Spencer paced back and forth around the little room. “Maybe it was just an act. Hanna, do you remember where Noel was when you talked to Aria?”
Hanna shoved her hands in her pockets, the light from the digital clock on the wall glowing red on her face. “Well, he wasn’t in bed when I woke up. And I didn’t see him in the hall, which is where I was for most of the conversation. He came inside from the back when we got home, though. He said he was smoking a joint, but he didn’t smell like weed at all.”
Aria’s eyes blazed. “Now you’re against me, too?”
“Of course I’m not against you!” Hanna said. “But, Aria, it is weird.”

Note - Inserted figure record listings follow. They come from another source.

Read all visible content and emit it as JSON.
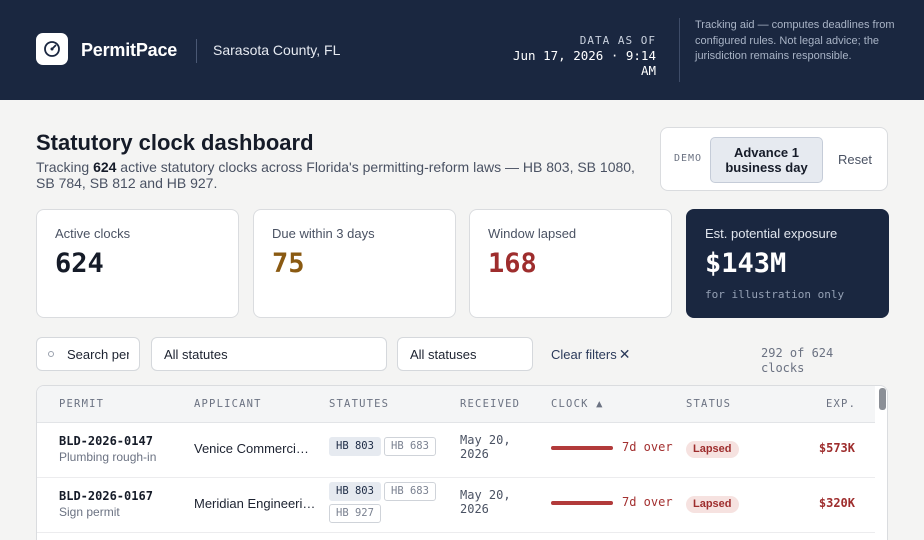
{
  "header": {
    "brand": "PermitPace",
    "county": "Sarasota County, FL",
    "data_as_of_label": "DATA AS OF",
    "data_as_of_value": "Jun 17, 2026 · 9:14 AM",
    "disclaimer": "Tracking aid — computes deadlines from configured rules. Not legal advice; the jurisdiction remains responsible.",
    "logo_icon": "gauge-icon"
  },
  "title": {
    "heading": "Statutory clock dashboard",
    "subtitle_pre": "Tracking ",
    "subtitle_count": "624",
    "subtitle_post": " active statutory clocks across Florida's permitting-reform laws — HB 803, SB 1080, SB 784, SB 812 and HB 927."
  },
  "demo": {
    "label": "DEMO",
    "advance_label": "Advance 1 business day",
    "reset_label": "Reset"
  },
  "stats": [
    {
      "label": "Active clocks",
      "value": "624",
      "color": "#151b28"
    },
    {
      "label": "Due within 3 days",
      "value": "75",
      "color": "#8a5a12"
    },
    {
      "label": "Window lapsed",
      "value": "168",
      "color": "#9e2d2d"
    },
    {
      "label": "Est. potential exposure",
      "value": "$143M",
      "note": "for illustration only",
      "color": "#ffffff"
    }
  ],
  "filters": {
    "search_value": "Search permits",
    "statute_select": "All statutes",
    "status_select": "All statuses",
    "clear_label": "Clear filters",
    "clear_icon": "close-icon",
    "count_text": "292 of 624 clocks"
  },
  "table": {
    "columns": [
      "PERMIT",
      "APPLICANT",
      "STATUTES",
      "RECEIVED",
      "CLOCK ▲",
      "STATUS",
      "EXP."
    ],
    "rows": [
      {
        "permit_id": "BLD-2026-0147",
        "permit_type": "Plumbing rough-in",
        "applicant": "Venice Commercial Partners",
        "statutes": [
          "HB 803",
          "HB 683"
        ],
        "received": "May 20, 2026",
        "clock_text": "7d over",
        "clock_progress": 1.0,
        "status": "Lapsed",
        "exposure": "$573K"
      },
      {
        "permit_id": "BLD-2026-0167",
        "permit_type": "Sign permit",
        "applicant": "Meridian Engineering Group",
        "statutes": [
          "HB 803",
          "HB 683",
          "HB 927"
        ],
        "received": "May 20, 2026",
        "clock_text": "7d over",
        "clock_progress": 1.0,
        "status": "Lapsed",
        "exposure": "$320K"
      }
    ]
  }
}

Spencer shifted forward in the chair. “Remember how strange Noel was when ‘Courtney’ came to Rosewood?” she asked. “He was in a support group with her. He urged you guys to be friends. And you caught them making out at the Valentine’s Day dance. . . .”
Aria slapped her arms to her sides. “Ali ambushed him! Noel didn’t want to kiss her. She just made it look like he did.”
“Are you sure?” Spencer asked. “It was that kiss that made you get in the car to go with us to the Poconos. What if Noel was in on it?”
Aria’s mouth hung open. “I can’t believe you.”
One of the surveillance monitors went dark. Everyone’s gaze shot to it. There was fuzz, but then the image reappeared. The yard was empty. A few leaves drifted past the camera, and that was all.